Nel Gesualdo, Verga resta fedele al principio dell’impersonalità, per cui il narratore deve
essere interno al mondo rappresentato.
L’ambiente sociale in questo romanzo non è più come quello delle novelle o dei Malavoglia:
si tratta di un ambiente borghese e aristocratico. Di conseguenza, anche il livello del
narratore si innalza.
Il Gesualdo ha al centro la figura di un protagonista, che si stacca da un sfondo ricco di
figure come nei Malavoglia. È infatti la storia di un individuo eccezionale, della sua epica
ascesa e della sua caduta. Per gran parte la narrazione è infatti focalizzata sul protagonista.

LE NOVELLE RUSTICANE
Le novelle rusticane trattano di personaggi e ambienti della campagna. Esso si basa su
moventi economici dell’agire umano con un tono amaro e pessimistico. Lo stesso tema è
trattato nelle novelle di per le vie. Nel 1884 scrive un’opera teatro intitolata Cavalleria
Rusticana, ottenendo successo di pubblico per la propria rappresentazione.

L’ULTIMO VERGA
Dopo il Gesualdo Verga lavora al terzo romanzo del ciclo: la duchessa de Leyra, ma
conclude solo il primo capitolo.
gli ultimi due romanzi in programma non vengono neppure iniziati.
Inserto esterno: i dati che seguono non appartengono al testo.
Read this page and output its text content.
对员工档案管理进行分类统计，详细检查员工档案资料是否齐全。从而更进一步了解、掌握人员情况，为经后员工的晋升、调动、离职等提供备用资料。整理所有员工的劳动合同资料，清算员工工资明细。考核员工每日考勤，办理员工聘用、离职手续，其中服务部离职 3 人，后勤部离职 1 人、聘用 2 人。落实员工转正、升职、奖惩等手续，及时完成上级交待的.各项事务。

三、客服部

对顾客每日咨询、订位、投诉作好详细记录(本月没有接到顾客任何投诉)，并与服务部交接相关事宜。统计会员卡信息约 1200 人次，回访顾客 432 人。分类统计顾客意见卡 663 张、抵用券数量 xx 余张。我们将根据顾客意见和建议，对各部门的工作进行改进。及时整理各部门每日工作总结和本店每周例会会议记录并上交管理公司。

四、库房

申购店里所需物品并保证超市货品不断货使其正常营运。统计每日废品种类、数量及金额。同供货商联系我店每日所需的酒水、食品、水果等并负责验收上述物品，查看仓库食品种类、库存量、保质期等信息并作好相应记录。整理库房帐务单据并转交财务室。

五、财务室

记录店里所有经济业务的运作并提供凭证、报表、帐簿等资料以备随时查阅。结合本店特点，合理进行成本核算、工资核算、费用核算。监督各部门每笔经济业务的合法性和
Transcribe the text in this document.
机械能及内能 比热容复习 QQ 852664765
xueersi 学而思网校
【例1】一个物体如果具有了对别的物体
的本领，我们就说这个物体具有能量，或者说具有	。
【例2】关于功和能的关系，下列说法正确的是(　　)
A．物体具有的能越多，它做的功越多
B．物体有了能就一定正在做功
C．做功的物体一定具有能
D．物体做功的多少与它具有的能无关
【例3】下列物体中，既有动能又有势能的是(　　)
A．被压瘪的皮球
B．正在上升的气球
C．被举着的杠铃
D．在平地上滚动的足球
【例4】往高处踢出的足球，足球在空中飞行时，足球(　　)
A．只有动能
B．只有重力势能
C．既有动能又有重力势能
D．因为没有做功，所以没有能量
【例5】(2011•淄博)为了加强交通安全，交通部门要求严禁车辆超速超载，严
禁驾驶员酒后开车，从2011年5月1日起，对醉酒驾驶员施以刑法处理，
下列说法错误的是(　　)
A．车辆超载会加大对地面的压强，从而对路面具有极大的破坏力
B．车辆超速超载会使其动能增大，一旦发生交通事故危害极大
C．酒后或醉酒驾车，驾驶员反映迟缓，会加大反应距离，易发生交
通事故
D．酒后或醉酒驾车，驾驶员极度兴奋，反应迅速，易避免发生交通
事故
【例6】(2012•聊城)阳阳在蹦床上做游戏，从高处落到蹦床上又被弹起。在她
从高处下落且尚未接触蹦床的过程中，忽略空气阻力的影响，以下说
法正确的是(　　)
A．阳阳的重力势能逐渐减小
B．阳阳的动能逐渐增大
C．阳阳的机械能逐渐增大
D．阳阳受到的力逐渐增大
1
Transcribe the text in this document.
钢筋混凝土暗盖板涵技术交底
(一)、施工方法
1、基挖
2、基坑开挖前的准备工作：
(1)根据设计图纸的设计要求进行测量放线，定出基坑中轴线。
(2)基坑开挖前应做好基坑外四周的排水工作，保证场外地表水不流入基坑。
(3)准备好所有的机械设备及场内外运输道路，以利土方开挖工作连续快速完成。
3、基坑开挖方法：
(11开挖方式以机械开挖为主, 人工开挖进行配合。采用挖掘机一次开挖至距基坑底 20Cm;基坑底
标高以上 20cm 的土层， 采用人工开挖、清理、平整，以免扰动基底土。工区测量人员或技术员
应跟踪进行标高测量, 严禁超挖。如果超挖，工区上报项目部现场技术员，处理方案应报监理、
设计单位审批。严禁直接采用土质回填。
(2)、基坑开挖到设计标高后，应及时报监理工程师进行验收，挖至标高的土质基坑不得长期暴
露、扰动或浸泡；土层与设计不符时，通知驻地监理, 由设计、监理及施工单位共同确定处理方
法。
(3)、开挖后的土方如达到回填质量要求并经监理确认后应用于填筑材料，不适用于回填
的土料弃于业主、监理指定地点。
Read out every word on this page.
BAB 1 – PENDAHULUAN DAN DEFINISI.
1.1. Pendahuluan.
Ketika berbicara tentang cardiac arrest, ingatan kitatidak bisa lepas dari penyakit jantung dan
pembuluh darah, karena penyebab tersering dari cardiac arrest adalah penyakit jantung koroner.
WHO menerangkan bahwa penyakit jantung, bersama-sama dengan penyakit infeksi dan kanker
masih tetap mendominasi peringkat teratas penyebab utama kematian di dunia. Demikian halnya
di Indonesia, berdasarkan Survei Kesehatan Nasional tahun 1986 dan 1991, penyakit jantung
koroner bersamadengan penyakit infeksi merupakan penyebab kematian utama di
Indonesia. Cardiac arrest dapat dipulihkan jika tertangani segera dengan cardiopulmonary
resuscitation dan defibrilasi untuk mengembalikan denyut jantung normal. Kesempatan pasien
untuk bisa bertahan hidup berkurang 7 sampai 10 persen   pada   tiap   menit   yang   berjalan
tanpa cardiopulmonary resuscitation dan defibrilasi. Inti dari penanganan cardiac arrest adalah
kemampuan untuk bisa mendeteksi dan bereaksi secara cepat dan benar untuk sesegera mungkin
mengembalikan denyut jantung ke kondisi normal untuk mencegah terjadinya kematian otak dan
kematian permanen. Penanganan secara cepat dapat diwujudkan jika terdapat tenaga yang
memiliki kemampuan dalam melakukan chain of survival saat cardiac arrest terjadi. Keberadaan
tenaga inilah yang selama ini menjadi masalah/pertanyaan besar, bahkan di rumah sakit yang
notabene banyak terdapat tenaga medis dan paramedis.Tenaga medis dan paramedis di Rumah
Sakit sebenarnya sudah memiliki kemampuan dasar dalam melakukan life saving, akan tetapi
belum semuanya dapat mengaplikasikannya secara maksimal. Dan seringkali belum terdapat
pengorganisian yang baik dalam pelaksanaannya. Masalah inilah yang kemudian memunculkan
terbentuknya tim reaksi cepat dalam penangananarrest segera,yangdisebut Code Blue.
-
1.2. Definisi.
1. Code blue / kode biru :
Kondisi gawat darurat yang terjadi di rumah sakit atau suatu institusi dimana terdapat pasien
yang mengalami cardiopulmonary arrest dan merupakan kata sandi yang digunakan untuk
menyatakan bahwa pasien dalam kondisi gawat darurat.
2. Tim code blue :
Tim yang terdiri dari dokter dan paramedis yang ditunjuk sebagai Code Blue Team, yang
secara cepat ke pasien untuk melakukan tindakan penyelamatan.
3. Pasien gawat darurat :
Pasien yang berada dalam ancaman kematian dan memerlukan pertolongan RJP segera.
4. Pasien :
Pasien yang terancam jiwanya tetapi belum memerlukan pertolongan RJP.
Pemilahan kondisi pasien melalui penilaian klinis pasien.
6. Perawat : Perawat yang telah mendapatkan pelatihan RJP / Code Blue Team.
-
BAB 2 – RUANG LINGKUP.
i motivi di questa interruzione non sono chiari, probabilmente a causa della combinazione
tra fattori psicologici (lo scrittore era ormai anziano e stanco) e sociali (logoramento dei
moduli veristi).
nel 1893 Verga torna a vivere a Catania, lasciando definitivamente Milano, dove aveva
scritto le sue opere più importanti.
Pubblica ancora raccolte di novelle, lavora ancora per il teatro ma si tratta di opere che non
aggiungono nulla di innovativo alla sua produzione.